Division of Cardiology, Cardiovascular Research Center, Massachusetts General Hospital, Harvard Medical School, Boston, Massachusetts.
Nephrology Division, Department of Medicine, Massachusetts General Hospital, Harvard Medical School, Boston, Massachusetts.
J Am Soc Nephrol. 2020 May;31(5):931-945. doi: 10.1681/ASN.2019060612. Epub 2020 Mar 9.
Arteriovenous fistulas placed surgically for dialysis vascular access have a high primary failure rate resulting from excessive inward remodeling, medial fibrosis, and thrombosis. No clinically established pharmacologic or perisurgical therapies currently address this unmet need. Statins' induction of multiple anti-inflammatory and antithrombotic effects suggests that these drugs might reduce arteriovenous fistula failure. Yet, the physiologic and molecular effects of statins on fistula patency and maturation remain poorly understood.
We randomized 108 C57Bl/6J mice to receive daily atorvastatin 1.14 mg/kg or PBS (control) starting 7 days before end-to-side carotid artery-jugular vein fistula creation and for up to 42 days after fistula creation. We then assessed longitudinally the effects of statin therapy on primary murine fistula patency and maturation. We concomitantly analyzed the arteriovenous fistula thrombogenic and inflammatory macrophage response to statin therapy, using the fibrin-targeted, near-infrared fluorescence molecular imaging agent FTP11-CyAm7 and dextranated, macrophage-avid nanoparticles CLIO-VT680.
molecular-structural imaging demonstrated that atorvastatin significantly reduced fibrin deposition at day 7 and macrophage accumulation at days 7 and 14, findings supported by histopathologic and gene-expression analyses. Structurally, atorvastatin promoted favorable venous limb outward remodeling, preserved arteriovenous fistula blood flow, and prolonged primary arteriovenous fistula patency through day 42 (<0.05 versus control for all measures).

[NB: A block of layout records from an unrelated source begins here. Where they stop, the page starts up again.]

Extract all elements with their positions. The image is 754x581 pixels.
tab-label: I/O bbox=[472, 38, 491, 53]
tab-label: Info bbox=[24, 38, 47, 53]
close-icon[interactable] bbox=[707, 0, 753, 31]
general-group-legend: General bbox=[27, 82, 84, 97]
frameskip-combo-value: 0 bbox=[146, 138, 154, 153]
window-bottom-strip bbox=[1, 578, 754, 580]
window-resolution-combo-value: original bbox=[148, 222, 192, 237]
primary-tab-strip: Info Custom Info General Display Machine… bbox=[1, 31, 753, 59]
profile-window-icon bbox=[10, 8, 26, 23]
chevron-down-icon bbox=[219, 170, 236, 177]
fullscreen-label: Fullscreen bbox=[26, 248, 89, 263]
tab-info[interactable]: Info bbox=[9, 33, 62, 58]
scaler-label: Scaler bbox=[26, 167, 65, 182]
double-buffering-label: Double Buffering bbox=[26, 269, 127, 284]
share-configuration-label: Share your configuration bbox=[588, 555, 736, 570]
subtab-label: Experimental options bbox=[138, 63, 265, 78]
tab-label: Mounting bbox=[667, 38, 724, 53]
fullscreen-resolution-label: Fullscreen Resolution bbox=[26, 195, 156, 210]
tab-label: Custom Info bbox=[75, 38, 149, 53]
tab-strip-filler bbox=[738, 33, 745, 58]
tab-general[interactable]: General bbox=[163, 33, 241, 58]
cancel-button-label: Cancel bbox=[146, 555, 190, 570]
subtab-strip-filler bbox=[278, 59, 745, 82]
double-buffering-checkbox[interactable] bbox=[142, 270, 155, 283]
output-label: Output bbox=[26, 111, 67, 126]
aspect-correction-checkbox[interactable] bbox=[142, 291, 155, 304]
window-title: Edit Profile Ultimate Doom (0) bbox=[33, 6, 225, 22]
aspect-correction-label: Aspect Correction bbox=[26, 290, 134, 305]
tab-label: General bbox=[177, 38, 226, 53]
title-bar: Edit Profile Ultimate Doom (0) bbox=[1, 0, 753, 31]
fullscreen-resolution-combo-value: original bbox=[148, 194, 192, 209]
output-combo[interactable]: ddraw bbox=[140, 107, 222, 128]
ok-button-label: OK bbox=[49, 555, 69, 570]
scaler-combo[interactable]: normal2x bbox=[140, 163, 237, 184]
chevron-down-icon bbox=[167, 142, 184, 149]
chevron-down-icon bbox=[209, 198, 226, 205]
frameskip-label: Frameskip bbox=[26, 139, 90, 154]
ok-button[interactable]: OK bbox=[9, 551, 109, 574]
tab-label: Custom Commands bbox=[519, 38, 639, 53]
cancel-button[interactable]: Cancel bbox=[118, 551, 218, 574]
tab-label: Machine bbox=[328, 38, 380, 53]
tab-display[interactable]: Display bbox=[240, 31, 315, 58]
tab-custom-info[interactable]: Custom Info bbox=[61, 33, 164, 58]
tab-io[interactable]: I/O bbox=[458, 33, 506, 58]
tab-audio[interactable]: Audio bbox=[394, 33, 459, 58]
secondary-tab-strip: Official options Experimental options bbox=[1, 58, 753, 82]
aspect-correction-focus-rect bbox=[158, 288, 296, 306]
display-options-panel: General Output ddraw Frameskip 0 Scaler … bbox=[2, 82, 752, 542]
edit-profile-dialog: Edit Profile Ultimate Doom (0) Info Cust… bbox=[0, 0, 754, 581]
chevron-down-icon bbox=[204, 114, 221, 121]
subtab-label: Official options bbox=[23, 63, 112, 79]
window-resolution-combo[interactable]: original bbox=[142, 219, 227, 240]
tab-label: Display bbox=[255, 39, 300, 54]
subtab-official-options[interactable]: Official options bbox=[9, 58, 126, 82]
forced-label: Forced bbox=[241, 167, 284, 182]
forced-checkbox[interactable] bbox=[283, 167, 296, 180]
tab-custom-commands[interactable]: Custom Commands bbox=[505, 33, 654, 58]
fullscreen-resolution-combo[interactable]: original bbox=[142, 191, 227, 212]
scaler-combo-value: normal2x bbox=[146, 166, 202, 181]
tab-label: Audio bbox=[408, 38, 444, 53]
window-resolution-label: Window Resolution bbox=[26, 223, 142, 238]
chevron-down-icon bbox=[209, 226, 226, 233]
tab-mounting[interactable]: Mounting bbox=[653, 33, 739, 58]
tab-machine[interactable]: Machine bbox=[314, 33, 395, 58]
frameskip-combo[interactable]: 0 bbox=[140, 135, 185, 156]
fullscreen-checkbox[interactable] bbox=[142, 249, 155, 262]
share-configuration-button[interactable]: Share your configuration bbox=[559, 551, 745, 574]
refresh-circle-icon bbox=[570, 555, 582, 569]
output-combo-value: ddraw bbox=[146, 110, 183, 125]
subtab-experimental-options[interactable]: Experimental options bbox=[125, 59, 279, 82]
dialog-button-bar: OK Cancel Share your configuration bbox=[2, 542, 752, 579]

These findings provide new evidence that statins improve experimental arteriovenous fistula patency and maturation, indicating that additional clinical evaluation of statin therapy in patients on dialysis undergoing arteriovenous fistula placement is warranted.
用于透析血管通路的手术置入股静脉瘘的初次通畅率很高,但由于过度内向重塑、中膜纤维化和血栓形成,导致其失败率很高。目前尚无经临床证实的药物或围手术期治疗方法可以满足这一未满足的需求。他汀类药物诱导的多种抗炎和抗血栓作用表明,这些药物可能减少动静脉瘘的失败。然而,他汀类药物对瘘管通畅性和成熟的生理和分子作用仍知之甚少。
我们将 108 只 C57Bl/6J 小鼠随机分为两组,一组每天给予阿托伐他汀 1.14mg/kg,另一组给予 PBS(对照组),从侧颈动脉-颈静脉吻合术前 7 天开始,持续 42 天。然后,我们纵向评估了他汀类药物治疗对原发性小鼠瘘管通畅性和成熟的影响。我们同时使用纤维蛋白靶向近红外荧光分子成像剂 FTP11-CyAm7 和葡聚糖化、巨噬细胞亲和性纳米颗粒 CLIO-VT680,分析了他汀类药物治疗对动静脉瘘血栓形成和炎症性巨噬细胞反应的影响。
分子结构成像显示,阿托伐他汀在第 7 天显著减少了纤维蛋白沉积,在第 7 天和第 14 天减少了巨噬细胞积累,这些发现得到了组织病理学和基因表达分析的支持。在结构上,阿托伐他汀促进了有利的静脉支向外重塑,维持了动静脉瘘的血流,并通过第 42 天延长了原发性动静脉瘘的通畅性(所有测量值均<0.05 与对照组相比)。
这些发现提供了新的证据,表明他汀类药物可改善实验性动静脉瘘的通畅性和成熟度,表明需要对接受透析治疗并进行动静脉瘘置管的患者进行他汀类药物治疗的进一步临床评估。